Learners gain fluency in essential networking principles, ensuring they can navigate IP addressing, routing, and key protocols (TCP, UDP, HTTP, DNS, etc.) with confidence. This module also covers advanced Open Source Intelligence (OSINT) techniques, teaching participants how to gather detailed insights from public data sources. Students practice locating critical metadata, scouring social media, and utilizing custom scanning scripts while continuously honing skills in stealth and ethical boundaries.

As students approach the culmination of their learning, the spotlight shifts to generating professional-grade pentest documentation. They practice structuring detailed vulnerability reports, risk prioritization, and remediation roadmaps. Furthermore, they learn to craft executive summaries that translate technical findings into strategic, business-relevant insights. Through peer review sessions and mentor feedback, participants refine their writing, presentation, and persuasion skills, ensuring they can effectively communicate with a broad range of stakeholders.

After covering the basics, learners deepen their understanding of reconnaissance, moving beyond simple scanning methods. They explore advanced open-source intelligence (OSINT) tactics, metadata analysis, and custom script development. Strategies for evading detection—such as circumventing Intrusion Detection Systems (IDS), Intrusion Prevention Systems (IPS), and honeypots—are examined in depth. Through practical exercises, students gather intelligence on a simulated corporate network, applying ethical limits to ensure safe and responsible information gathering.

Focusing on network-layer attacks, this module explores classic and emerging exploits used against common services and protocols. Students learn how threat actors bypass firewalls and intrusion prevention solutions through fragmentation, tunneling, and encryption-based stealth. They also practice forging traffic and using custom-coded payloads to slip past network defenses. By dissecting real-world case studies of network breaches, learners gain insight into practical evasion tactics used by adversaries.

In addition to relying on automated tools—such as Nessus, OpenVAS, and custom scanners—students develop an understanding of manual verification methods to reduce false positives. They learn how to integrate scan results into vulnerability databases, assign accurate risk scores, and prioritize findings for exploitation. The labs help learners create efficient scanning workflows, combine multiple tool outputs, and document vulnerabilities in a standardized format.

In this advanced sequel, participants tackle modern defense mechanisms such as Address Space Layout Randomization (ASLR), Data Execution Prevention (DEP), and Control Flow Guard (CFG). They refine their exploit code to circumvent these protections, using return-oriented programming (ROP) and other sophisticated techniques. Through guided lab exercises, learners gain the experience needed to modify publicly available exploits for real-world scenarios and strengthen their reverse-engineering and debugging capabilities.

Shifting focus to the post-exploitation phase, this module examines how attackers solidify their foothold, escalate privileges, and move laterally in compromised networks. Participants study various persistence methods, including services, scheduled tasks, and kernel-level backdoors, on both Windows and Linux systems. In addition, they test multi-stage attacks using proxy chains, SSH tunneling, and custom pivot scripts. Realistic lab environments present segmented networks and Active Directory setups, challenging students to maintain stealth as they traverse different trust boundaries.

This first deep dive into web security covers essential concepts from the OWASP Top 10, including SQL injection, cross-site scripting (XSS), cross-site request forgery (CSRF), and insecure direct object references (IDOR). Students learn how to intercept and manipulate traffic using Burp Suite, methodically test authentication and session management, and identify common misconfigurations. Labs feature vulnerable web applications that reinforce systematic testing processes and the creation of detailed proof-of-concept exploits.
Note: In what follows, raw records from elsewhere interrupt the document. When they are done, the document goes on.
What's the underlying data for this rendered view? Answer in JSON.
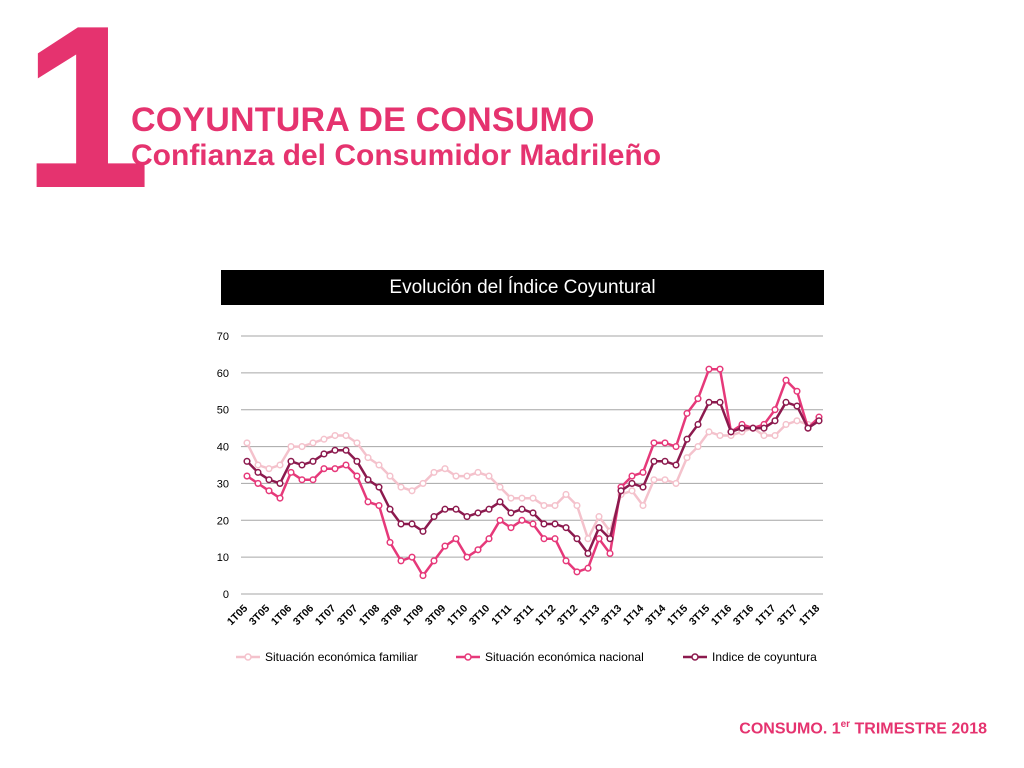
{
  "header": {
    "number": "1",
    "title": "COYUNTURA DE CONSUMO",
    "subtitle": "Confianza del Consumidor Madrileño"
  },
  "chart_header": "Evolución del Índice Coyuntural",
  "footer": {
    "prefix": "CONSUMO. 1",
    "sup": "er",
    "suffix": " TRIMESTRE 2018"
  },
  "colors": {
    "brand": "#e5336f",
    "familiar": "#f4c2cc",
    "nacional": "#e6397a",
    "indice": "#8c1a4e"
  },
  "chart_data": {
    "type": "line",
    "title": "Evolución del Índice Coyuntural",
    "xlabel": "",
    "ylabel": "",
    "ylim": [
      0,
      70
    ],
    "yticks": [
      0,
      10,
      20,
      30,
      40,
      50,
      60,
      70
    ],
    "grid": true,
    "legend": "bottom",
    "x_labels": [
      "1T05",
      "3T05",
      "1T06",
      "3T06",
      "1T07",
      "3T07",
      "1T08",
      "3T08",
      "1T09",
      "3T09",
      "1T10",
      "3T10",
      "1T11",
      "3T11",
      "1T12",
      "3T12",
      "1T13",
      "3T13",
      "1T14",
      "3T14",
      "1T15",
      "3T15",
      "1T16",
      "3T16",
      "1T17",
      "3T17",
      "1T18"
    ],
    "series": [
      {
        "name": "Situación económica familiar",
        "color": "#f4c2cc",
        "values": [
          41,
          35,
          34,
          35,
          40,
          40,
          41,
          42,
          43,
          43,
          41,
          37,
          35,
          32,
          29,
          28,
          30,
          33,
          34,
          32,
          32,
          33,
          32,
          29,
          26,
          26,
          26,
          24,
          24,
          27,
          24,
          15,
          21,
          17,
          27,
          28,
          24,
          31,
          31,
          30,
          37,
          40,
          44,
          43,
          43,
          44,
          45,
          43,
          43,
          46,
          47,
          46,
          47
        ]
      },
      {
        "name": "Situación económica nacional",
        "color": "#e6397a",
        "values": [
          32,
          30,
          28,
          26,
          33,
          31,
          31,
          34,
          34,
          35,
          32,
          25,
          24,
          14,
          9,
          10,
          5,
          9,
          13,
          15,
          10,
          12,
          15,
          20,
          18,
          20,
          19,
          15,
          15,
          9,
          6,
          7,
          15,
          11,
          29,
          32,
          33,
          41,
          41,
          40,
          49,
          53,
          61,
          61,
          44,
          46,
          45,
          46,
          50,
          58,
          55,
          45,
          48
        ]
      },
      {
        "name": "Indice de coyuntura",
        "color": "#8c1a4e",
        "values": [
          36,
          33,
          31,
          30,
          36,
          35,
          36,
          38,
          39,
          39,
          36,
          31,
          29,
          23,
          19,
          19,
          17,
          21,
          23,
          23,
          21,
          22,
          23,
          25,
          22,
          23,
          22,
          19,
          19,
          18,
          15,
          11,
          18,
          15,
          28,
          30,
          29,
          36,
          36,
          35,
          42,
          46,
          52,
          52,
          44,
          45,
          45,
          45,
          47,
          52,
          51,
          45,
          47
        ]
      }
    ]
  }
}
Moving into the cloud, participants learn to analyze misconfigurations in popular platforms (AWS, Azure, GCP) and examine Identity and Access Management (IAM) pitfalls. Detailed labs reveal how attackers exploit overly permissive roles, exposed secrets, and unprotected storage buckets. Container security is explored more extensively, covering escape techniques, insecure registry setups, and cluster misconfigurations in orchestrators like Kubernetes. By the end, learners can effectively uncover security lapses within modern, containerized infrastructures.
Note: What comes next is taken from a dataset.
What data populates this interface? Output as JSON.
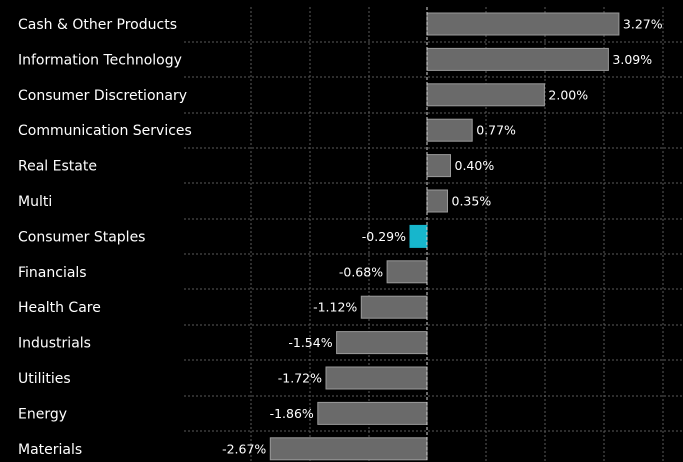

To solidify and showcase their expanded knowledge, students undertake an extended Capstone Project spanning multiple modules. In a fully simulated environment, they conduct a complete penetration test that integrates all learned concepts—from recon and exploitation to post-exploitation, lateral movement, and reporting. This includes a strong emphasis on advanced or novel threat scenarios, such as container breakouts or targeted social engineering. Regular mentor check-ins and peer collaboration foster continuous improvement and reflection.

In the concluding module, participants present their Capstone findings, offering detailed walk-throughs of their engagements and discussing remediation recommendations. This final stage features constructive critiques from instructors, enabling students to finalize their reports and sharpen their communication prowess. The course concludes with guidance on career advancement, certification options, and professional networking opportunities. Graduates leave equipped not only with comprehensive pentesting expertise but also with a robust portfolio piece and the confidence to excel in a rapidly evolving cybersecurity landscape.